Home-buying has recently surged as more buyers have flooded into the real estate market. Robust hiring over the past 21 months and an economic recovery now in its sixth year have enabled more Americans to set aside money for a down payment. But the rising demand has failed to draw more sellers into the market, limiting the availability of homes and sparking higher prices that could cap sales growth in the coming months.

"The recent pace can't be sustained, but it points clearly to upside potential," said Ian Shepherdson, chief economist at Pantheon Macroeconomics.

Nationally, a mere five months' supply of homes was on the market in June, compared with 5.5 months a year ago and an average of six months in a healthy market.

Some of the recent sales burst appears to come from the prospect of low mortgage rates beginning to rise as Fed officials consider raising a key interest rate from its near-zero level later this year.

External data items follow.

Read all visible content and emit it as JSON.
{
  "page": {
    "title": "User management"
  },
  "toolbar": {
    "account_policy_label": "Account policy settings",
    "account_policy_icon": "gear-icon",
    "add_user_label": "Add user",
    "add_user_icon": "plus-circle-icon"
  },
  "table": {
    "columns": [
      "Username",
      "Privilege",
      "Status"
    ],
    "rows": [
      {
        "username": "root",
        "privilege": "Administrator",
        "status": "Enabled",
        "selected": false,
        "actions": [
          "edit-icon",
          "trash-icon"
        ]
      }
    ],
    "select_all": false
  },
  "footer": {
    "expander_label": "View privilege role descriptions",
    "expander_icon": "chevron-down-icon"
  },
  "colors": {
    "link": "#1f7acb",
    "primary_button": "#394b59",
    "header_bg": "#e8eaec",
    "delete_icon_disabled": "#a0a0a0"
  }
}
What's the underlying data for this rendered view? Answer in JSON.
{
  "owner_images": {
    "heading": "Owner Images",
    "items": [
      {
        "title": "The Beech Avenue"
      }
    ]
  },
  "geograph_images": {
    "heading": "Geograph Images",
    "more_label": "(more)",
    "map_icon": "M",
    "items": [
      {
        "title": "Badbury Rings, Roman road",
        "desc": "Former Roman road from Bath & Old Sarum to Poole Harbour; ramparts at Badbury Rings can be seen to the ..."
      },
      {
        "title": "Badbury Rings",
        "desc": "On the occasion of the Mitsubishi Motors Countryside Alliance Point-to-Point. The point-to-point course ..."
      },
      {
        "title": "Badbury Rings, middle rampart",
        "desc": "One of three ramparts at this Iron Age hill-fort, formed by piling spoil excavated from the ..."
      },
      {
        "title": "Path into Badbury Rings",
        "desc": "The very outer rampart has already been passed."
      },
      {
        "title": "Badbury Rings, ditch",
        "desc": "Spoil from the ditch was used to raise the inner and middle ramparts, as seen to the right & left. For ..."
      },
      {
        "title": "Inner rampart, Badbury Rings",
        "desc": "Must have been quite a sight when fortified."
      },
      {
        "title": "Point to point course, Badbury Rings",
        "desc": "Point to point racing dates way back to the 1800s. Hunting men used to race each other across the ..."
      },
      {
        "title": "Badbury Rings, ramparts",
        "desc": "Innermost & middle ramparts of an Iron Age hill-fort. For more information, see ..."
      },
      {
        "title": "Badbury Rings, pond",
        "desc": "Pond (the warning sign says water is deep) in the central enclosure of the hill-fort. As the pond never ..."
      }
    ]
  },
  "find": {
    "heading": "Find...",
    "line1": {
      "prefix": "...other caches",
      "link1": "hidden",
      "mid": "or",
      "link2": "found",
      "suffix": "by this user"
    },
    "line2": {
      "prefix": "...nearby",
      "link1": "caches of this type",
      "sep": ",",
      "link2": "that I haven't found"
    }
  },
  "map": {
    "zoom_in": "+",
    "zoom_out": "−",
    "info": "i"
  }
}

Past efforts by the Fed officials to reduce their stimulus efforts have led to higher mortgage rates, creating expectations that homebuyers will face increased borrowing costs later this year.

That possibility is prompting some buyers to finalize sales before higher rates make borrowing costs prohibitively expensive, noted Daren Blomquist, a vice president at RealtyTrac, a housing analytics firm.

The premiums that the Federal Housing Administration charges borrowers to insure mortgages are also lower this year, further fueling buying activity, Blomquist said.

It's also possible that more homebuyers are aggressively checking the market for listings, enabling them to act fast with offers despite the lack of new inventory.

"Buyers can more quickly be alerted of new listings and also more conveniently access real estate data to help them pre-search a potential purchase before they even step foot in the property," said Blomquist, adding that this could help to explain why sales growth have dramatically outpaced new listings so far this year.

Properties typically sold last month in 34 days, the shortest time since the Realtors began tracking the figure in May 2011. There were fewer all-cash, individual investor and distressed home sales in the market, as more traditional buyers have returned.

Home prices have increased at more than three times the pace of wages. The average hourly wage has risen just 2 percent over the past 12 months to $24.95 an hour, according to the Labor Department.

Real estate had until recently lagged behind much of the six-year rebound from the recession, hobbled by the wave of foreclosures that came after the housing bubble began to burst roughly eight years ago.

But the job market found new traction in early 2014. Employers added 3.1 million jobs last year and are on pace to add 2.5 million jobs this year. As millions more Americans have found work, their new paychecks are increasingly going to housing, both in terms of renting and owning.

Low mortgage rates have also helped, although rates are now starting to climb to levels that could slow buying activity.

The average 30-year fixed rate was 4.09 percent last week, according to the mortgage giant Freddie Mac. The average has risen from a 52-week low of 3.59 percent.